We are constantly cringing, wincing and clutching our dictionaries to our chests. We battle dueling forces: the urge to blurt out a correction or the willpower to just keep quiet.
We talk Strunk and White; we quote from the scripture of Eats, Shoots and Leaves. We get emails from co-workers who should know the difference between there, their and they're; we can't take seriously a superior's remark that a situation is "unexceptable." (Wouldn't this necessarily mean that there is nothing to which she can take exception?) We vote for the candidate with the best grammar; we cannot, in good conscience, support someone who says "irregardless".
We are an ungrateful lot. We have a hard time accepting a thank you note that reads, "Your awesome!" By the same reasoning, we refuse to be offended by graffiti that reads, "Your a bitch." Not us, no; we are merely grammarians.

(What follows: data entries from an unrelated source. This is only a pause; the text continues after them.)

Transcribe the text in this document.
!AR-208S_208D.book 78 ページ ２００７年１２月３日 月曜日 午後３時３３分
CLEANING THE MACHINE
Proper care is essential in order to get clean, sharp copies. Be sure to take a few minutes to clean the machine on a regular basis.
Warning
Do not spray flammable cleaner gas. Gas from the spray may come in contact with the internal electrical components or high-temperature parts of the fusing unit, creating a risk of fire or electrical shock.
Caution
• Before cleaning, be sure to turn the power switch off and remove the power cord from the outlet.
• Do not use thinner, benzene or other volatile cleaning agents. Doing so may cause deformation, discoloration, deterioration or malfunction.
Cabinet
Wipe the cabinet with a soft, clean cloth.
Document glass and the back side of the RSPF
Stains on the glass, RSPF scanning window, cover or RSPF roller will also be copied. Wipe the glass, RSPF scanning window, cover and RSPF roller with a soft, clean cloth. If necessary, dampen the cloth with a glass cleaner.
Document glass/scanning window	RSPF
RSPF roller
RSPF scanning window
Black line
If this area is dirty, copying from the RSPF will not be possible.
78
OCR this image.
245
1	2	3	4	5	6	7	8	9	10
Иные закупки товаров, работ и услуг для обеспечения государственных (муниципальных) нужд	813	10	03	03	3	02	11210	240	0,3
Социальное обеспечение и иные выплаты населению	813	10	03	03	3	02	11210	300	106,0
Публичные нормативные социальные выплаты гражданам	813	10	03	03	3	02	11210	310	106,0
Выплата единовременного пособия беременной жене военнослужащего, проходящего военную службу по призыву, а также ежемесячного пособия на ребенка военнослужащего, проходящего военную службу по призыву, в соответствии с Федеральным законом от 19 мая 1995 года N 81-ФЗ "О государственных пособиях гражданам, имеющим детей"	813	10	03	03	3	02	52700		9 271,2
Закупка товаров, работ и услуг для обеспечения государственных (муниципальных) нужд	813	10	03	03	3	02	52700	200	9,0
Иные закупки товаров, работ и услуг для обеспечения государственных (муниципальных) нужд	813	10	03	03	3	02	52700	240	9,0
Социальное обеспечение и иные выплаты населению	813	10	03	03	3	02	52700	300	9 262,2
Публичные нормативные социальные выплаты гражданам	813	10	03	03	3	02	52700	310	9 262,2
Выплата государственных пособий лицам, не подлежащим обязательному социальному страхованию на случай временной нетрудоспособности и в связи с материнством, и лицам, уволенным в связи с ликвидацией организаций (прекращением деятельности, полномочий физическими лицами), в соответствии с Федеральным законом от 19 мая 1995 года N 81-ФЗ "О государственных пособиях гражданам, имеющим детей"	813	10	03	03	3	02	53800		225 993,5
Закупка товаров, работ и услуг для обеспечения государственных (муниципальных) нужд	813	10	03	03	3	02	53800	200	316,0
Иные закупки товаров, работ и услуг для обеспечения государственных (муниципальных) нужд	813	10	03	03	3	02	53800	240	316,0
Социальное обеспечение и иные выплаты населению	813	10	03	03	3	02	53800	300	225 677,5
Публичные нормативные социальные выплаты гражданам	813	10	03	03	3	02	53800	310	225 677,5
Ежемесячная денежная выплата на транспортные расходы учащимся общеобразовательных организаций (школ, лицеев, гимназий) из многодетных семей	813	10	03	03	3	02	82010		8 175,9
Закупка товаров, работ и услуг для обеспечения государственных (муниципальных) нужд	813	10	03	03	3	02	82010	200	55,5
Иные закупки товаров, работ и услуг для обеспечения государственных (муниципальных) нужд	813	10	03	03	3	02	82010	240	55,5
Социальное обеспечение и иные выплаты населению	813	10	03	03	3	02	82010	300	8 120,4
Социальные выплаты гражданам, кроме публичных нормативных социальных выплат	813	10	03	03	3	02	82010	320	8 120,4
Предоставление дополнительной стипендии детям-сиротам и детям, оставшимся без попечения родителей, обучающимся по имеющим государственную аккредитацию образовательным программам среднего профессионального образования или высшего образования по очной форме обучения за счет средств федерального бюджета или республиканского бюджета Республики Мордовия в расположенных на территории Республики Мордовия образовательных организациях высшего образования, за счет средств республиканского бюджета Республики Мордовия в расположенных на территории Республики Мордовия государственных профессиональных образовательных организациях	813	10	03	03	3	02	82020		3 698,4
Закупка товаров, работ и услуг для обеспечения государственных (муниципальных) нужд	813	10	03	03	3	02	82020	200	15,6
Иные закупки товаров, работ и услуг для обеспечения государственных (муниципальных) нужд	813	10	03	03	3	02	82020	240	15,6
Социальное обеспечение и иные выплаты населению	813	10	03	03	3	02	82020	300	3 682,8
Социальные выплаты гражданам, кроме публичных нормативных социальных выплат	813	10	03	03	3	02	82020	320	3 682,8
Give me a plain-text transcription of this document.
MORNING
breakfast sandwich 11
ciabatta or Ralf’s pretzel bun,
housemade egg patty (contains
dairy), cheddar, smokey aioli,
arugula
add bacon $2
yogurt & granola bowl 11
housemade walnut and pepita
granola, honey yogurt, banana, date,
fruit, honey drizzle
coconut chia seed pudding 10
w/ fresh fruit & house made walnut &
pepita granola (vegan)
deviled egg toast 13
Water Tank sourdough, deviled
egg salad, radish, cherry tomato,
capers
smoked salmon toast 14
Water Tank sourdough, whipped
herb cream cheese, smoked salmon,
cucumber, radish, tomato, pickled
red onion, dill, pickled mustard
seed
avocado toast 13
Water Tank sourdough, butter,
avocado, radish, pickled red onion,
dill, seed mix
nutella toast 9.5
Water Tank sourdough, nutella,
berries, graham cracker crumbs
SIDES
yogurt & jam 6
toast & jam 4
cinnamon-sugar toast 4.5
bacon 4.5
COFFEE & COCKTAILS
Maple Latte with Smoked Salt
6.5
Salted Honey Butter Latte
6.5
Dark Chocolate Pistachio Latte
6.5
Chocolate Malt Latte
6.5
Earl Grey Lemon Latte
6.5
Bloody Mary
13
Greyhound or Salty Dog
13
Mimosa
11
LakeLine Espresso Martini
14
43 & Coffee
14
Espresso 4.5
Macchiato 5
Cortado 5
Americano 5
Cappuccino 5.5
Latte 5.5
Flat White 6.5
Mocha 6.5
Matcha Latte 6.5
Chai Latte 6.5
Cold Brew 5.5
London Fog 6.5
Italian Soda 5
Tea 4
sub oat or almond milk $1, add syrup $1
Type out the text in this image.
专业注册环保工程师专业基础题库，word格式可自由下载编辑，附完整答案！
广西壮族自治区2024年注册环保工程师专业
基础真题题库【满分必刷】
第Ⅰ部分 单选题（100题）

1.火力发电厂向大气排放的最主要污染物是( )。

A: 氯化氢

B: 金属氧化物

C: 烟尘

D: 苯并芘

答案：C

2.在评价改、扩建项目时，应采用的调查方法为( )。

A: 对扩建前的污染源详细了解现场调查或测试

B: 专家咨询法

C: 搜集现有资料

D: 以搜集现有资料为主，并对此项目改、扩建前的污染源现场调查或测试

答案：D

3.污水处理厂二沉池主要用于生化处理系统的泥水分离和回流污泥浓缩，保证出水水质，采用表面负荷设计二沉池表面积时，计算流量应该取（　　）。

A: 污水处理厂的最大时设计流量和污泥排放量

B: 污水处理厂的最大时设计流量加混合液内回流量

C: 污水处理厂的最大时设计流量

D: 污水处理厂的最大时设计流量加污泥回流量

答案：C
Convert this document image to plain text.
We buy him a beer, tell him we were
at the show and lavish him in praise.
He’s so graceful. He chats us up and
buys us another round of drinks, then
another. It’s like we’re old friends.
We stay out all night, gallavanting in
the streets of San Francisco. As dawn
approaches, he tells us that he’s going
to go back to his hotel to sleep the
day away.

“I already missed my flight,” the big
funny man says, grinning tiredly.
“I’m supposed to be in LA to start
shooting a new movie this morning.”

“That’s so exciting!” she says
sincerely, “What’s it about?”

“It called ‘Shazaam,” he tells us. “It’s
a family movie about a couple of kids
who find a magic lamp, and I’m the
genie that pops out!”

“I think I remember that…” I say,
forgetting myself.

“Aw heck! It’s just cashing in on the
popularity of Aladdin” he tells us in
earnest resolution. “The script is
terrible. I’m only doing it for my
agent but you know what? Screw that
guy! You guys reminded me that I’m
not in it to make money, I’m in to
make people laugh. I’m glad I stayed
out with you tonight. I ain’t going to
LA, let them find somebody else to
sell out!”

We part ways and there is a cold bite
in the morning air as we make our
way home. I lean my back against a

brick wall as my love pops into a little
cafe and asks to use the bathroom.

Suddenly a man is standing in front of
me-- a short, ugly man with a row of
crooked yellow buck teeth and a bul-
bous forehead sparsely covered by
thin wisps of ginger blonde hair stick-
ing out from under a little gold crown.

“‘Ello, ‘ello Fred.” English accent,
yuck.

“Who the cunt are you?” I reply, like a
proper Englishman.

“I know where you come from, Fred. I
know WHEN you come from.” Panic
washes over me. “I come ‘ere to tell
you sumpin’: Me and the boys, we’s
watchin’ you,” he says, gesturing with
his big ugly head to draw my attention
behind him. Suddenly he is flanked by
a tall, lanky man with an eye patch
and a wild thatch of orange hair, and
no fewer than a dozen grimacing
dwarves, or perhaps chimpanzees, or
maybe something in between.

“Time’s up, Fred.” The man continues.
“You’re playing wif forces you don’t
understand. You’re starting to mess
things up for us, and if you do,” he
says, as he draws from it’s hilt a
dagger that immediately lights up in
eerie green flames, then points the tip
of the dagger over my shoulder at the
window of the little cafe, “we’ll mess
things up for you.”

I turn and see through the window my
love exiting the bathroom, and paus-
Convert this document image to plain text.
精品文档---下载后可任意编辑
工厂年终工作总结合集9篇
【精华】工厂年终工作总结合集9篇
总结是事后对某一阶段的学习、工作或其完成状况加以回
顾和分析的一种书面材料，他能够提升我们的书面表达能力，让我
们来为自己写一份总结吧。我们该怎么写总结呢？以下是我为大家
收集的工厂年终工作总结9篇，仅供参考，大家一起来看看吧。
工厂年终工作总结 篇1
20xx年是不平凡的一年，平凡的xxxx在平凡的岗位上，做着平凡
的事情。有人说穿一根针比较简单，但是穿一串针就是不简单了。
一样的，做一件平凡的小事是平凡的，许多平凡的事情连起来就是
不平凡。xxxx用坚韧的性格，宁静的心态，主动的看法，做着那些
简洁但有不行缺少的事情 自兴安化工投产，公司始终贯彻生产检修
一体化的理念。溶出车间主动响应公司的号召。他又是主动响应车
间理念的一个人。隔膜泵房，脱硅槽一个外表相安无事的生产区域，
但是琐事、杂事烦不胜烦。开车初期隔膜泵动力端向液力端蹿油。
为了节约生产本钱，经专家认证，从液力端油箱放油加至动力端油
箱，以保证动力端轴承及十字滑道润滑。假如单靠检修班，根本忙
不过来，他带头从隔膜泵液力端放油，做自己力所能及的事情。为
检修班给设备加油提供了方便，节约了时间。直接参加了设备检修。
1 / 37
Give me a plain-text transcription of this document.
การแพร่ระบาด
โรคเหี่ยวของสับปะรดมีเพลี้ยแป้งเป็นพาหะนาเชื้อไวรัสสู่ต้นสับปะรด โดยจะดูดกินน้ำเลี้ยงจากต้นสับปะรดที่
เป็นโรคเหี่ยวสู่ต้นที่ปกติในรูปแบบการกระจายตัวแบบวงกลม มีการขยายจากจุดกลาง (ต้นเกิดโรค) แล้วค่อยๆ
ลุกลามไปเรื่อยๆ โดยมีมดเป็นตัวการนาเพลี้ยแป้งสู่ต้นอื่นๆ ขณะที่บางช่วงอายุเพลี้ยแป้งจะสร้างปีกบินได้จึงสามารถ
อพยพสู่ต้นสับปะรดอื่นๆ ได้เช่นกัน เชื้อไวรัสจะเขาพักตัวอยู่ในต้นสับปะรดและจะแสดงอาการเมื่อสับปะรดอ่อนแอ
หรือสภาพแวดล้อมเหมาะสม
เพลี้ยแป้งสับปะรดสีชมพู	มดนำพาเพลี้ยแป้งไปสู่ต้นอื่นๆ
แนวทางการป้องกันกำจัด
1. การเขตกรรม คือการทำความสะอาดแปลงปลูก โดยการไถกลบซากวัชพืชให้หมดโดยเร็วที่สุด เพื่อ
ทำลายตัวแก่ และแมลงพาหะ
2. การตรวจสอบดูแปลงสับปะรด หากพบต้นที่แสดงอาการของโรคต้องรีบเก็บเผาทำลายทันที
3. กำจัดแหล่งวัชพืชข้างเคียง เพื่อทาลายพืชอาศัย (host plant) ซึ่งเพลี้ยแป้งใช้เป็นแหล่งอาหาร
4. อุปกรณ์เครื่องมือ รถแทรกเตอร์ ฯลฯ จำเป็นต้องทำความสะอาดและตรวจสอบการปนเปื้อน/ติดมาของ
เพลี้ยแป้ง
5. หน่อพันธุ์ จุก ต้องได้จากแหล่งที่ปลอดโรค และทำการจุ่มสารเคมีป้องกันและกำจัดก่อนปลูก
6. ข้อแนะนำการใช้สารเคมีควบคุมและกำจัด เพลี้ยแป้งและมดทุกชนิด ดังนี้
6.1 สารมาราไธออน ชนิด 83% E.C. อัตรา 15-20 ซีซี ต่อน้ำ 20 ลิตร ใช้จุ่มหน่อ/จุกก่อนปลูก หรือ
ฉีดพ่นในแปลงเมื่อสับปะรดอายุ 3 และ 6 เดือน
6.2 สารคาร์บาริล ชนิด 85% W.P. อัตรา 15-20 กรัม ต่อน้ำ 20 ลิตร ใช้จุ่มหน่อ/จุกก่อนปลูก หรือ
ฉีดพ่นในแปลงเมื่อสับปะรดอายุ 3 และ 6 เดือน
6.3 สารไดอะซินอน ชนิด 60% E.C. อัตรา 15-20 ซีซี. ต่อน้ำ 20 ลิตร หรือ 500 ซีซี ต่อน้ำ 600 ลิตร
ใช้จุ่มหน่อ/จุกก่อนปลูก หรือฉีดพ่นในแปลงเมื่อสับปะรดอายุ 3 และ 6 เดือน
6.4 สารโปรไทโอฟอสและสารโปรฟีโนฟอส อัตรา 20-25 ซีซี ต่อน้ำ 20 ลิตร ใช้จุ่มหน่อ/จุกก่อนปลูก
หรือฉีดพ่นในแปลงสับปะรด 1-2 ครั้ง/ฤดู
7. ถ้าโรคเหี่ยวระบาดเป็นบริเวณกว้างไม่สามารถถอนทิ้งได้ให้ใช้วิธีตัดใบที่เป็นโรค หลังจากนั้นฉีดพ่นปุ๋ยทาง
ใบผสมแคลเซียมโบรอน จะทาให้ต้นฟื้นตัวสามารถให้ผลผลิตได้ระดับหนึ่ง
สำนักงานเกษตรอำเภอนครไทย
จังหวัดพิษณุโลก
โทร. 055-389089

We stand tongue-tied when a colleague asks us to "pronunciate" a word; later, a student asks, "Does spelling count?" and we are baffled. Of course it counts. Can there possibly be a situation in the entire course of human history in which spelling has not counted?
We are often moody, wary, loathe to get involved. Who, anymore, wants a grammarian for a friend? We turn the same critical eye inward, flogging ourselves for typos in emails, offering extra credit for students who find our mistakes. We have a creed: Proofread twice, print once.
Stopped at a red light, we laugh at the message on a license plate holder with a grammatical error; isn't that akin to a misspelled tattoo? The driver, who possibly failed grade-school Language Arts, who likely has not read any good panda jokes, flips us an angry gesture. We stop chuckling, suitably warned.
Correcting the wrong person's grammar may well get us killed.